Een spannend gedicht van Hendrik Ibsen. De trots van literair Noorwegen leefde enkele jaren in Grimstad en dat zullen we geweten hebben: een café met zijn naam, een museum, de apotheek waar hij werkte. Maar het meest ben ik getroffen door de eenvoudige steen in de tuin van de middeleeuwse Fjære Kirke.

Da vinden kuled lidt mindre stiv,

Terje Vigen rode for barn og viv

over havet i åben båd

Toen ze ging liggen die wilde wind

ging Terje Vigen er van door voor vrouw en kind

en trotseerde de zee in een open boot

Met fietsjes die we huren bij de toeristische dienst maken we een mooie tocht in en rond Grimstad. Dømmesmoen is een mooi park met eeuwenoude eik en een vijver als uit een sprookje.

Op Kirkeheia staat Grimstad Kirke, de tweede grootste houten kerk van Noorwegen.

Bij de kerk een mooi beeld dat uitkijkt over de baai, ter nagedachtenis van alle oorlogsslachtoffers.

En nee, Terje Vigen neemt geen wraak. Wanneer de kapitein voor hem op zijn knieën valt en smeekt om hem en zijn gezin te sparen, heeft Terje Vigen het gevoel dat gerechtigheid is geschied. En van het moment dat hij beslist om geen wraak nemen, valt er een zware last van hem. Hij voelt zich bevrijd en komt eindelijk tot rust…

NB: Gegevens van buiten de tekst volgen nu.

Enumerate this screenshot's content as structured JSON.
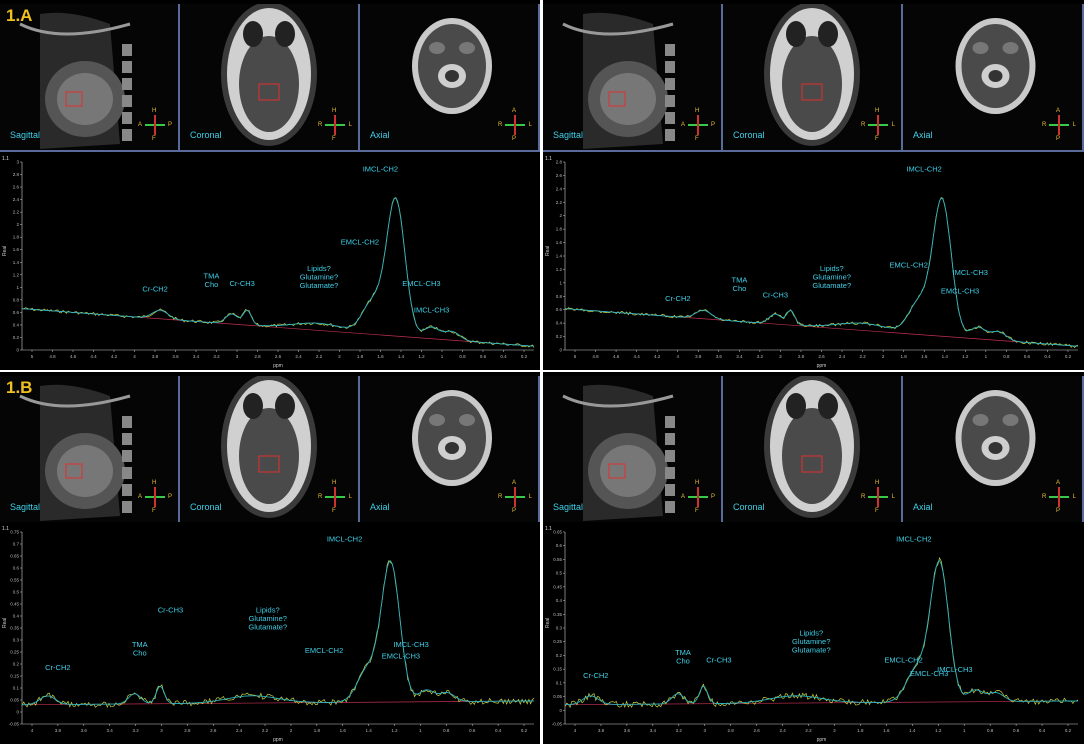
{
  "panels": [
    {
      "tag": "1.A",
      "left": {
        "views": [
          "Sagittal",
          "Coronal",
          "Axial"
        ],
        "orient": [
          [
            "H",
            "F",
            "A",
            "P"
          ],
          [
            "H",
            "F",
            "R",
            "L"
          ],
          [
            "A",
            "P",
            "R",
            "L"
          ]
        ],
        "spectrum": {
          "corner": "1.1",
          "ylabel": "Real",
          "xlabel": "ppm",
          "yticks": [
            "3",
            "2.8",
            "2.6",
            "2.4",
            "2.2",
            "2",
            "1.8",
            "1.6",
            "1.4",
            "1.2",
            "1",
            "0.8",
            "0.6",
            "0.4",
            "0.2",
            "0"
          ],
          "xticks": [
            "5",
            "4.8",
            "4.6",
            "4.4",
            "4.2",
            "4",
            "3.8",
            "3.6",
            "3.4",
            "3.2",
            "3",
            "2.8",
            "2.6",
            "2.4",
            "2.2",
            "2",
            "1.8",
            "1.6",
            "1.4",
            "1.2",
            "1",
            "0.8",
            "0.6",
            "0.4",
            "0.2"
          ],
          "peaks": [
            "Cr-CH2",
            "TMA\nCho",
            "Cr-CH3",
            "Lipids?\nGlutamine?\nGlutamate?",
            "IMCL-CH2",
            "EMCL-CH2",
            "EMCL-CH3",
            "IMCL-CH3"
          ]
        }
      },
      "right": {
        "views": [
          "Sagittal",
          "Coronal",
          "Axial"
        ],
        "orient": [
          [
            "H",
            "F",
            "A",
            "P"
          ],
          [
            "H",
            "F",
            "R",
            "L"
          ],
          [
            "A",
            "P",
            "R",
            "L"
          ]
        ],
        "spectrum": {
          "corner": "1.1",
          "ylabel": "Real",
          "xlabel": "ppm",
          "yticks": [
            "2.8",
            "2.6",
            "2.4",
            "2.2",
            "2",
            "1.8",
            "1.6",
            "1.4",
            "1.2",
            "1",
            "0.8",
            "0.6",
            "0.4",
            "0.2",
            "0"
          ],
          "xticks": [
            "5",
            "4.8",
            "4.6",
            "4.4",
            "4.2",
            "4",
            "3.8",
            "3.6",
            "3.4",
            "3.2",
            "3",
            "2.8",
            "2.6",
            "2.4",
            "2.2",
            "2",
            "1.8",
            "1.6",
            "1.4",
            "1.2",
            "1",
            "0.8",
            "0.6",
            "0.4",
            "0.2"
          ],
          "peaks": [
            "Cr-CH2",
            "TMA\nCho",
            "Cr-CH3",
            "Lipids?\nGlutamine?\nGlutamate?",
            "IMCL-CH2",
            "EMCL-CH2",
            "IMCL-CH3",
            "EMCL-CH3"
          ]
        }
      }
    },
    {
      "tag": "1.B",
      "left": {
        "views": [
          "Sagittal",
          "Coronal",
          "Axial"
        ],
        "orient": [
          [
            "H",
            "F",
            "A",
            "P"
          ],
          [
            "H",
            "F",
            "R",
            "L"
          ],
          [
            "A",
            "P",
            "R",
            "L"
          ]
        ],
        "spectrum": {
          "corner": "1.1",
          "ylabel": "Real",
          "xlabel": "ppm",
          "yticks": [
            "0.75",
            "0.7",
            "0.65",
            "0.6",
            "0.55",
            "0.5",
            "0.45",
            "0.4",
            "0.35",
            "0.3",
            "0.25",
            "0.2",
            "0.15",
            "0.1",
            "0.05",
            "0",
            "-0.05"
          ],
          "xticks": [
            "4",
            "3.8",
            "3.6",
            "3.4",
            "3.2",
            "3",
            "2.8",
            "2.6",
            "2.4",
            "2.2",
            "2",
            "1.8",
            "1.6",
            "1.4",
            "1.2",
            "1",
            "0.8",
            "0.6",
            "0.4",
            "0.2"
          ],
          "peaks": [
            "Cr-CH2",
            "TMA\nCho",
            "Cr-CH3",
            "Lipids?\nGlutamine?\nGlutamate?",
            "IMCL-CH2",
            "EMCL-CH2",
            "IMCL-CH3",
            "EMCL-CH3"
          ]
        }
      },
      "right": {
        "views": [
          "Sagittal",
          "Coronal",
          "Axial"
        ],
        "orient": [
          [
            "H",
            "F",
            "A",
            "P"
          ],
          [
            "H",
            "F",
            "R",
            "L"
          ],
          [
            "A",
            "P",
            "R",
            "L"
          ]
        ],
        "spectrum": {
          "corner": "1.1",
          "ylabel": "Real",
          "xlabel": "ppm",
          "yticks": [
            "0.65",
            "0.6",
            "0.55",
            "0.5",
            "0.45",
            "0.4",
            "0.35",
            "0.3",
            "0.25",
            "0.2",
            "0.15",
            "0.1",
            "0.05",
            "0",
            "-0.05"
          ],
          "xticks": [
            "4",
            "3.8",
            "3.6",
            "3.4",
            "3.2",
            "3",
            "2.8",
            "2.6",
            "2.4",
            "2.2",
            "2",
            "1.8",
            "1.6",
            "1.4",
            "1.2",
            "1",
            "0.8",
            "0.6",
            "0.4",
            "0.2"
          ],
          "peaks": [
            "Cr-CH2",
            "TMA\nCho",
            "Cr-CH3",
            "Lipids?\nGlutamine?\nGlutamate?",
            "IMCL-CH2",
            "EMCL-CH2",
            "EMCL-CH3",
            "IMCL-CH3"
          ]
        }
      }
    }
  ],
  "colors": {
    "label": "#3fd0e8",
    "tag": "#f0c020",
    "fit": "#2bb0c0",
    "raw": "#c8d640",
    "baseline": "#c03050",
    "axis": "#cfcfcf"
  }
}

De woorden ‘Noors’ en ‘Rivièra’ in één zin?

De Blindleia en Grimstad

Vrijdag 25 juli 2015

Zo wordt deze kust nochtans genoemd; de Rivièra van Noorwegen. Sørlandet in het Noors. Waar Noren graag vakantie in eigen land komen nemen. Hier daalt een grillige rotsenkust langzaam af naar zee. Het berglandschap is er als het ware ondergelopen, de dalen onder de zeespiegel zijn fjorden en de bergtoppen die nog net boven het water uitkomen zijn scheren. Tussen de scheren is het overal erg diep en het feit dat je nauwelijks getij hebt en dus ook zo goed als geen stroming maakt het gemakkelijker varen dan je zou denken als je de wirwar op de kaart ziet.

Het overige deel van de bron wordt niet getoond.